Every person who, under color of any statute, ordinance, regulation, custom, or usage, of any State or Territory . . . subjects, or causes to be subjected, any citizen of the United States or other person within the jurisdiction thereof to the deprivation of any rights, privileges, or immunities secured by the Constitution and laws, shall be liable to the party injured in an action at law, suit in equity, or other proper proceeding for redress.
  To recover under 42 U.S.C. § 1983, a plaintiff must show two elements: (1) a person deprived him or caused him to be deprived of a right secured by the Constitution or laws of the United States, and (2) the deprivation was done under color of state law. See West v. Atkins, 487 U.S. 42, 48 (1988); Adickes v. S.H. Kress & Co., 398 U.S. 144, 152 (1970); Sample v. Diecks, 885 F.2d 1099, 1107 (3d Cir. 1989).

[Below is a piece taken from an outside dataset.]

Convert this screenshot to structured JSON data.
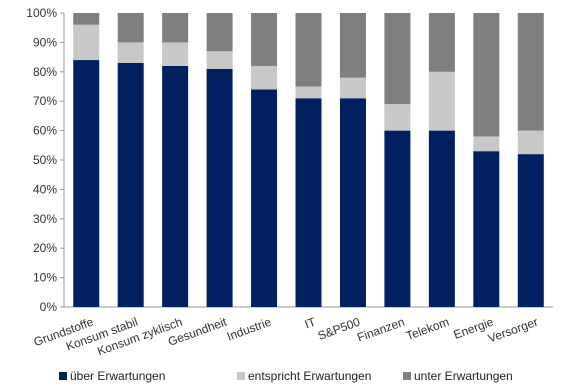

  Plaintiff's § 1983 claim for damages is barred because a favorable judgment would necessarily imply the invalidity of his confinement. See Heck v. Humphrey, 512 U.S. 477, 486-87 (1994) (civil rights claim under § 1983 seeking damages for allegedly unconstitutional imprisonment is not cognizable under § 1983 if a favorable judgment would necessarily imply the invalidity of plaintiff's confinement unless "the conviction or sentence has been reversed on direct appeal, expunged by executive order, declared invalid by a state tribunal authorized to make such determination, or called into question by a federal court's issuance of a writ of habeas corpus").

  As shown by the foregoing discussion, Plaintiff's recovery of damages for the alleged miscalculation of his sentence would necessarily imply the invalidity of the sentence under which he is currently confined, based upon the aforementioned time calculations. His exclusive federal remedy is a petition for a writ of habeas corpus. See Preiser v. Rodriguez, 411 U.S. 475 (1973). Habeas relief requires Plaintiff to exhaust available state court remedies before seeking federal relief. (Id. at 489-90). Under these circumstances, the Court is constrained to dismiss Plaintiff's Complaint pursuant to 28 U.S.C. §§ 1915(e)(2)(B)(ii) and 1915A(b)(1) for failure to state a claim upon which relief may be granted. IV. CONCLUSION

  For the reasons set forth above, the Court grants Plaintiff's application to file the Complaint in forma pauperis and dismisses the Complaint for failure to state a claim upon which relief may be granted.

  The Court will enter an appropriate Order.